Last week, I was ending a two week trip to Japan. As in previous vacations, I made a point of not being connected electronically to any device, except when I went online in the hotel lobby to email our daughter for about ten minutes a day. As news junkies, we did buy the English-language Japan Times almost daily, which covers the top three or four US/World headlines and major Japan news.
And it struck me once deprived of the devices was that this mania for Facebook, mySpace, Twitter, IM, games, iPhone, blogs, "unboxing" videos and other time-consuming tech tools have filled our days with so much digital entertainment that we've developed a very shallow, very narrow, very short-term capacity for absorbing large events. I am guilty as charged.
It may be that the digital distractions came first; or that the overwhelming quantity and complexity of news as we increasingly operate on a global stage are responsible for our retreat from engagement into digitalia.
Whatever the cause, the effect is that the worst things can take place and all we do is shrug, mouth some cynical remark, and go back to updating our profiles and sending snark.

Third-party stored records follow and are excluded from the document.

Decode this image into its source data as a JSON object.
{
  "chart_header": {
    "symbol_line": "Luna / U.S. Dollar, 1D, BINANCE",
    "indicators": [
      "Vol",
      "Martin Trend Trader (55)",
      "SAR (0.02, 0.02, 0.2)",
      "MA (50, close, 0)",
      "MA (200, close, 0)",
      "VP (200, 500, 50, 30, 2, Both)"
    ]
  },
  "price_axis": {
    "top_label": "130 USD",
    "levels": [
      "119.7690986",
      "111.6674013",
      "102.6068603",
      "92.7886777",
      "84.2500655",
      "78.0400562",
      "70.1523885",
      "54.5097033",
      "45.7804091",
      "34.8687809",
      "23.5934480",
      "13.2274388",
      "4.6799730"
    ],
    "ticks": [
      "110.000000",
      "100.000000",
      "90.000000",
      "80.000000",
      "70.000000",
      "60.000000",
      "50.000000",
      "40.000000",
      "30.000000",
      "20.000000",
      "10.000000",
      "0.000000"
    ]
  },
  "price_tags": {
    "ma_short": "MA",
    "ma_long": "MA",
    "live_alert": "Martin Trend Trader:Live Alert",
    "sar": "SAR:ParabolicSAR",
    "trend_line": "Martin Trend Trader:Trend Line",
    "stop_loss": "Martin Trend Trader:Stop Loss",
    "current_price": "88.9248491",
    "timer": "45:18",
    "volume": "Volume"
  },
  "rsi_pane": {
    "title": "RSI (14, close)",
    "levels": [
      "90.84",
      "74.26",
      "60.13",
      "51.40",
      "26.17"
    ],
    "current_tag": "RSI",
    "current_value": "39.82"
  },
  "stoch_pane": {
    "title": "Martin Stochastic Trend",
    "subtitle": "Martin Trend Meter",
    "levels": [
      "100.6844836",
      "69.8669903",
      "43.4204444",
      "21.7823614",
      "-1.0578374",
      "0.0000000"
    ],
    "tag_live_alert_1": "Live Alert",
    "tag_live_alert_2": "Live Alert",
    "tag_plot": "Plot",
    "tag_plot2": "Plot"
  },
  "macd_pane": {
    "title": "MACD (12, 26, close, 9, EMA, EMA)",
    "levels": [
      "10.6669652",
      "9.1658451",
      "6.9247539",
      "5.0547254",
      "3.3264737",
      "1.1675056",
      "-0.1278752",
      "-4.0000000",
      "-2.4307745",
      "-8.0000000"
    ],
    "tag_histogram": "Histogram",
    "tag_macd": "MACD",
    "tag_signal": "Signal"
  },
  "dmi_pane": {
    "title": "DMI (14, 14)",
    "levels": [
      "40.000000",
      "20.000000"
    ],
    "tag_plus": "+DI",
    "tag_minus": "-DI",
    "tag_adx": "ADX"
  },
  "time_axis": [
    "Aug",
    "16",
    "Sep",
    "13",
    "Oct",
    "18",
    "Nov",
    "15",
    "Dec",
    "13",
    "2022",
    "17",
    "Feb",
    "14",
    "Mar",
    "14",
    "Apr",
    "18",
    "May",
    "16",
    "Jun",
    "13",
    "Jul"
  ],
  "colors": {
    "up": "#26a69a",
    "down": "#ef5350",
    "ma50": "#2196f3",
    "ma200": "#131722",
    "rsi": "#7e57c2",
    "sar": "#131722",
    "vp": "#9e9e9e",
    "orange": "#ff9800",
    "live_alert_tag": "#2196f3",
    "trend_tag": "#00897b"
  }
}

The last few days in Japan, however, despite the typically frenetic pace of our sightseeing, the effect of all those distractions wore off. And I experienced a scary feeling that lasted for days.
People, we have reason to feel this way if we just stop for a moment. Just to remind you:
1. We are about to bomb a second middle east country, which could set Kurds, Turks, Russians, Pakistanis, Indians, Saudis, Israelis, Lebanese, Hezbollah, Hamas, Al-Qaeda upon each other and us.
2. The ice caps are melting much faster than anyone imagined.
3. Iraq is safer today because ethnic cleansing is almost complete.
4. GMO is rampant with potentially ruinous consequences for agriculture in the future.
5.Atlanta, Georgia might run out of water in less than 90 days.
6.Our Attorney General nominee knows water boarding is repugnant but doesn't know if it is illegal.
7. The dollar, and Americans' savings such as they are, are rapidly losing their value. (Remember Argentina in the, oh, last half of last century?)
Luckily, we have the holiday season starting to keep us spending and bingeing like there is no tomorrow.